Claude Fournier a l'habitude de travailler sur 1000 trucs à la fois. Mais actuellement, il concentre toutes ses énergies sur le projet de numérisation du cinéma québécois.

Claude Fournier n'a pas hésité longtemps lorsque Pierre-Karl Péladeau, pdg de Quebecor, lui a offert, à lui et à sa conjointe, la productrice et historienne Marie-Josée Raymond, de piloter l'ambitieux projet, baptisé Eléphant: mémoire du cinéma québécois. Car numériser quelque 800 longs métrages et les rendre accessibles à tous, ou presque, c'est ambitieux.

«C'est ambitieux, c'est vrai, ça va prendre beaucoup d'énergie, ça va coûter cher, mais c'est un projet tout à fait exceptionnel», lance-t-il.
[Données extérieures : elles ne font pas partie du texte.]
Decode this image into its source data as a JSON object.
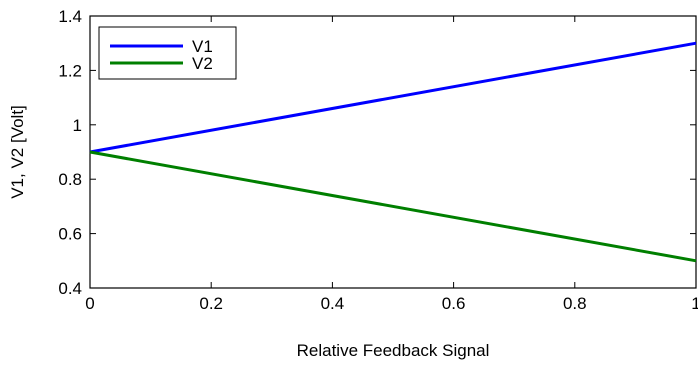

Ce que les gens de Quebecor veulent, concrètement, c'est rendre disponible l'ensemble de l'oeuvre cinématographique québécoise sur la télévision numérique Illico, une de leurs propriétés. Dans la même veine, ils veulent créer une base de données, via leur site Internet Canoë, qui permettra aux cinéphiles d'avoir accès à toutes les informations sur notre cinéma. Eventuellement, les internautes pourront aussi télécharger des films.

On parle ici d'un investissement de 2,5 millions $ sur une période de cinq ans.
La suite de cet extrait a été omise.